Más peligroso es el anuncio de que se respetarán los derechos adquiridos por los trabajadores de base del sector público, pues decirlo de esa manera, como lo hizo AMLO, es dejar en el aire a la mitad o más de los actuales burócratas, quienes laboran por honorarios, esto es, sin base, sin servicio médico, sin fondo de ahorro, sin que se les tome en cuenta la antigüedad y, en fin, en la mayor desprotección laboral.

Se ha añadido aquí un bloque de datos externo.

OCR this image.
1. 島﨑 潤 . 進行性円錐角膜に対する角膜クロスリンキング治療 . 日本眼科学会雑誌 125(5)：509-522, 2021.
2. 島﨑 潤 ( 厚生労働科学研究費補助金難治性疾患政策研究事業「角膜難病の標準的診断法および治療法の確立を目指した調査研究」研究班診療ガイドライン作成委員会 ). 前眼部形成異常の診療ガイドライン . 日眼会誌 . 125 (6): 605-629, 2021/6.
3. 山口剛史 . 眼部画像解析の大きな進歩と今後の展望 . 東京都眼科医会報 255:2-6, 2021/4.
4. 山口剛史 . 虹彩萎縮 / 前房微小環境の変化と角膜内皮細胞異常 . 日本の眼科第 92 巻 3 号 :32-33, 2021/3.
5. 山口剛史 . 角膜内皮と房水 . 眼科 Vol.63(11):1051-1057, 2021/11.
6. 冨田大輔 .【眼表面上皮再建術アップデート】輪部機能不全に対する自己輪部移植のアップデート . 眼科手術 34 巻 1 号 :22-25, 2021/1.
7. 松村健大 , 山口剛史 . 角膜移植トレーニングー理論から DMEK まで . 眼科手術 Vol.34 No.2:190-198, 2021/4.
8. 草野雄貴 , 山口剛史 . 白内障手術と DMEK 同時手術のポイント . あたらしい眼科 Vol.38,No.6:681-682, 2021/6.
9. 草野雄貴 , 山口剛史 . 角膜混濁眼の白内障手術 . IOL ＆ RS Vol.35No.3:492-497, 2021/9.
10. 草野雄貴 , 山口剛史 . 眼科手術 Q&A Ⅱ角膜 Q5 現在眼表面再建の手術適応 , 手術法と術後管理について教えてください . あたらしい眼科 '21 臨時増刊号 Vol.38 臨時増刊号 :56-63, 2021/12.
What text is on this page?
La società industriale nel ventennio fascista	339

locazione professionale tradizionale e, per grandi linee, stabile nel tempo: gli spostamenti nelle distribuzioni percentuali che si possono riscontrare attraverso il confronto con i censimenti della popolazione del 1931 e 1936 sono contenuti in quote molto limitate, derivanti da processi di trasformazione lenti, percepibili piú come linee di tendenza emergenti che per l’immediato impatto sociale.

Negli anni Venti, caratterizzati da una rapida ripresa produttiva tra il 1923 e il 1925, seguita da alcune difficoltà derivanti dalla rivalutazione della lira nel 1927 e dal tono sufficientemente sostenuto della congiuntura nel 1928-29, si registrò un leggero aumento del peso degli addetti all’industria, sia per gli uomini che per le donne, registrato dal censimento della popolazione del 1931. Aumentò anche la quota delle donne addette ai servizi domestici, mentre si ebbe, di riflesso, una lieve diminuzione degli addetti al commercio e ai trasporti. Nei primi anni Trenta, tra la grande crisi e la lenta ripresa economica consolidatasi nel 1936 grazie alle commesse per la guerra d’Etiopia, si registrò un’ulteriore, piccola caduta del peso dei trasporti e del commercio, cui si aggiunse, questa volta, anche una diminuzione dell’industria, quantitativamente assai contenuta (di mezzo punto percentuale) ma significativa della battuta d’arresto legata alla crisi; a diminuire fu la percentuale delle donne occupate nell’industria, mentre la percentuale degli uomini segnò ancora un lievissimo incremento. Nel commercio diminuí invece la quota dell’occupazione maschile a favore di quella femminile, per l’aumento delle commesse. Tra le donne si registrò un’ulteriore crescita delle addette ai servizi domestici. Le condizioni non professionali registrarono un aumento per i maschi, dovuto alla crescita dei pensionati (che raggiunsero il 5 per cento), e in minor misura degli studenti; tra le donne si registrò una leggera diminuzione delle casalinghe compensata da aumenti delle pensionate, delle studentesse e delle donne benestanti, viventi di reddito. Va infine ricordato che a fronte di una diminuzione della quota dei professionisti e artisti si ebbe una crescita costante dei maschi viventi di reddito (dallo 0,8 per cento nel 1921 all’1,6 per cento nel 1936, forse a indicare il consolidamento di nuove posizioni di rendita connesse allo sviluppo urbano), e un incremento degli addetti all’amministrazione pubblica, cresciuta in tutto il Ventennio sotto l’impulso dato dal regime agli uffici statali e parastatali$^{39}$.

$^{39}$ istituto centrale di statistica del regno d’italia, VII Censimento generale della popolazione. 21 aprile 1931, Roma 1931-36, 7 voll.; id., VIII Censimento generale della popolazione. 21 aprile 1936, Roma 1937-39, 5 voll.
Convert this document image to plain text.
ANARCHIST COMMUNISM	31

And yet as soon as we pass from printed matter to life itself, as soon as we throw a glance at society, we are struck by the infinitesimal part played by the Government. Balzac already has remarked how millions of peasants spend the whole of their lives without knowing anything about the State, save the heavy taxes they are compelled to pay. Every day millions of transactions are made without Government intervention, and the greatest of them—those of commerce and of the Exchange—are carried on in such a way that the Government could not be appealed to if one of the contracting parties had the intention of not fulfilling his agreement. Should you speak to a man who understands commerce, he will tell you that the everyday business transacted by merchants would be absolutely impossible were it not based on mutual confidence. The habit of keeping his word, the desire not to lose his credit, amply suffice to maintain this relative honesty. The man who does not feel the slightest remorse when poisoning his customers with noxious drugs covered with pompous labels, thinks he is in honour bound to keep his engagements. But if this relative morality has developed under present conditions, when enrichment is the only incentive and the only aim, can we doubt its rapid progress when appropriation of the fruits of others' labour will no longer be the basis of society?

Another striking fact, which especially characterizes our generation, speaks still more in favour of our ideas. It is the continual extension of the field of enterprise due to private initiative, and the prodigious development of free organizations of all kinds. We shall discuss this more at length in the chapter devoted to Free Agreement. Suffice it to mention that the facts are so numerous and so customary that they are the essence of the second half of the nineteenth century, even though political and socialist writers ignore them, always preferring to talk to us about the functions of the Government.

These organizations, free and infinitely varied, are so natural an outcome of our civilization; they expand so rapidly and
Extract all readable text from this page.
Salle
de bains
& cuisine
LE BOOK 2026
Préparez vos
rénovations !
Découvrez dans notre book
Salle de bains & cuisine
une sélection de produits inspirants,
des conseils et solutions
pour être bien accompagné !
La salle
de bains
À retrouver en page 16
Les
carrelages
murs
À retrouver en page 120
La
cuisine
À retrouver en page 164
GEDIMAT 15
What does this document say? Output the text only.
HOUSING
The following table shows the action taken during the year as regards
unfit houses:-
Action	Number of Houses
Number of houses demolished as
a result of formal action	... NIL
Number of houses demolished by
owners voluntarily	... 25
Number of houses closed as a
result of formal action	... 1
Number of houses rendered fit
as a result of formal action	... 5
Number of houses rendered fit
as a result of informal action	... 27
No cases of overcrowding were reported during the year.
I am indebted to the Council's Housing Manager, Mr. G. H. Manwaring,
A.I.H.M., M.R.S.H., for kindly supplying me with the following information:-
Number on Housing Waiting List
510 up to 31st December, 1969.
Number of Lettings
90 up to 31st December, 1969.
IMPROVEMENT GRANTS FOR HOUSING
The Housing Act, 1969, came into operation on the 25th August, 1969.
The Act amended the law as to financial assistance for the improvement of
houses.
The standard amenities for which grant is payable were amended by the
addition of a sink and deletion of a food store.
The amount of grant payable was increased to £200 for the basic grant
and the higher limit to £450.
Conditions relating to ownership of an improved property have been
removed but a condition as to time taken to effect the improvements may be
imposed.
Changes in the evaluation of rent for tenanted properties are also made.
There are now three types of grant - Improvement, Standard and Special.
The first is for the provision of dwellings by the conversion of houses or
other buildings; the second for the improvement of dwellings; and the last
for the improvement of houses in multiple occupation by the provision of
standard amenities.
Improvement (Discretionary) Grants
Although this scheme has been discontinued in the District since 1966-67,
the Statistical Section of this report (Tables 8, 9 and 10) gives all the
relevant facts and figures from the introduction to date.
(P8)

Más bien, lo procedente sería regularizar a esos mexicanos que sí trabajan, pues generalmente hacen las tareas que la burocracia de base no realiza, amparada en la inamovilidad y un sindicalismo mal entendido. No se trata de algunos trabajadores, sino de cientos de miles que han caído en esa situación porque desde hace varios sexenios se convirtió en una práctica regular la contratación de personal sin derechos y hasta de prestadores de servicios del llamado out sourcing, que se hallan en el más triste desamparo laboral.

Dentro de los planes de desempleo se incluye dejar en cada entidad federativa a sólo un representante del gobierno federal, lo que implica suprimir las plazas de las decenas de delegados existentes —uno y más por dependencia—, así como de sus equipos de trabajo, que suman en total varios miles en el país.

Es sabido que muchos de esos delegados tienden a congraciarse con el gobernador respectivo, quien en reciprocidad suele mostrarse generoso e incorporar a las nóminas estatales a esos “servidores públicos” o por lo menos llenarlos de obsequios y favores. Si resulta injusto generalizar, considérese por lo menos que se trata de un fenómeno que de ninguna manera es aceptable.

Se critica que López Obrador vaya a designar sólo a un delegado y no a decenas por estado, lo que se interpreta como el nombramiento de superdelegado o “virrey” por entidad, tan poderoso que fatalmente entrará en competencia y hasta en colisión con el gobernador constitucionalmente electo. Y sí, ése es un riesgo, pero puede reducirse con buenos equipos de especialistas. En todo caso, el ahorro puede ser considerable.